Like many document collectors might tell you, his collecting branched into cancelled checks when the card collecting stagnated and he grew bored of seeing the same pictures on the same cards from the same years, over and over again.

“It’s neat to see who they’re made out to, and it shows the timeline of their lives; you get to know these players on a much more personal level,” Wulkan said. Although he did warn that in some cases, such as when he found checks Caray wrote to his mistress, it can get “a little too personal.”
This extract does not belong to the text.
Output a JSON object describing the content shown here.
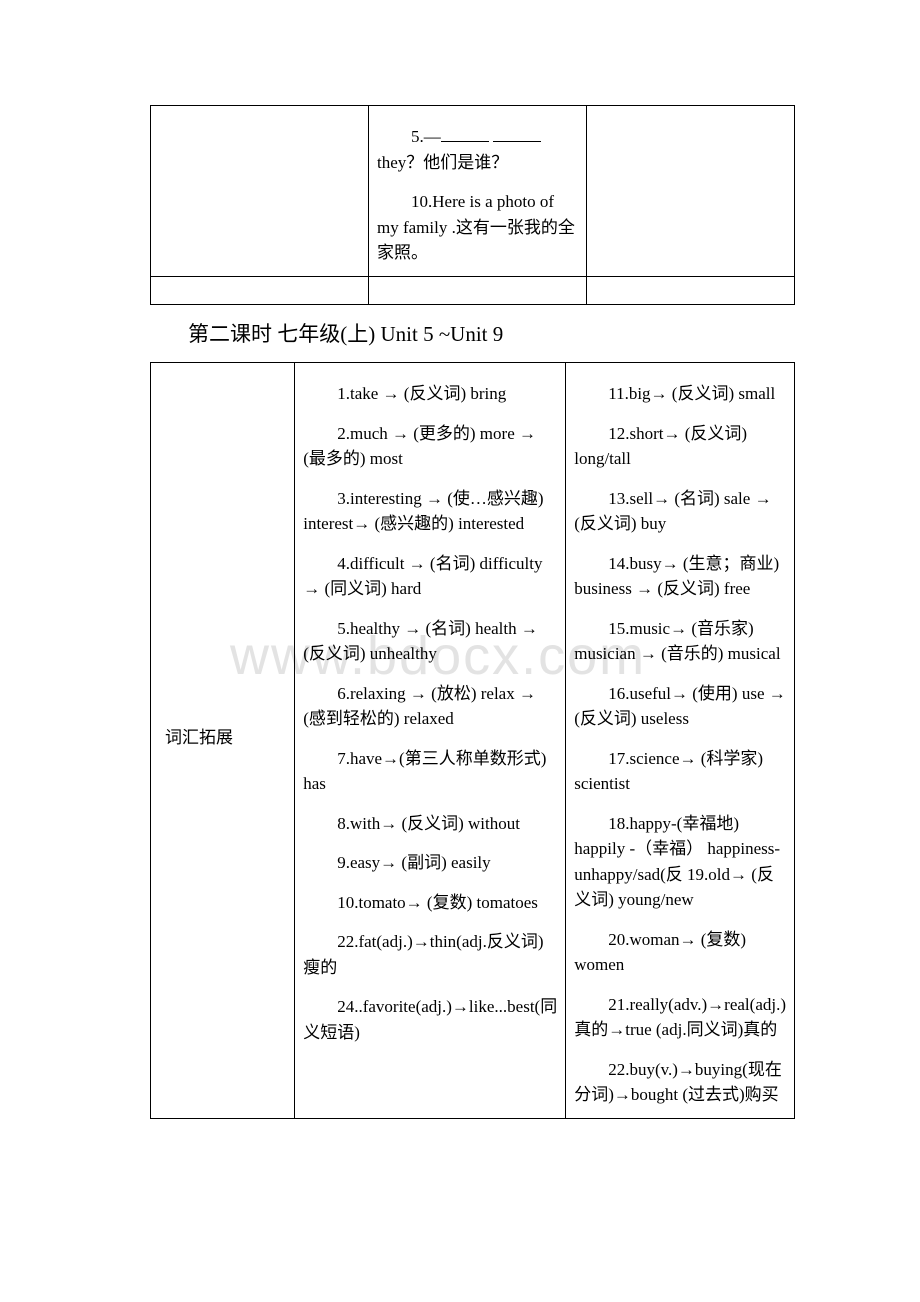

On the other hand, the details and anecdotes that personal papers can reveal are interesting to the baseball historians among us. Barring that, they can be just plain fun. One 1967 Ted Williams check Wulkan recently sold was made out to Nellie Fox for $10. In the memo field, it reads: “Bet, Last in ’60.”

The above-mentioned Cobb note that sold on eBay read “I consider Walter Johnson greatest ever over 400 games, very light hitting and not good fielding clubs back of him for many years.”

This “greatest-ever pitcher” discussion gets debated over and over on sports-talk radio every day on the airwaves and it will likely continue forever. Why not add in a Hall of Famer’s opinion in as well, interjecting the perspective from someone who was actually on the field with “Big Train” in the Dead-Ball Era? Better yet, why not frame it and hang it on the wall?

“If you’re a real fan, it kind of brings you back to that time,” Wulkan said. “This market is more for advanced people.”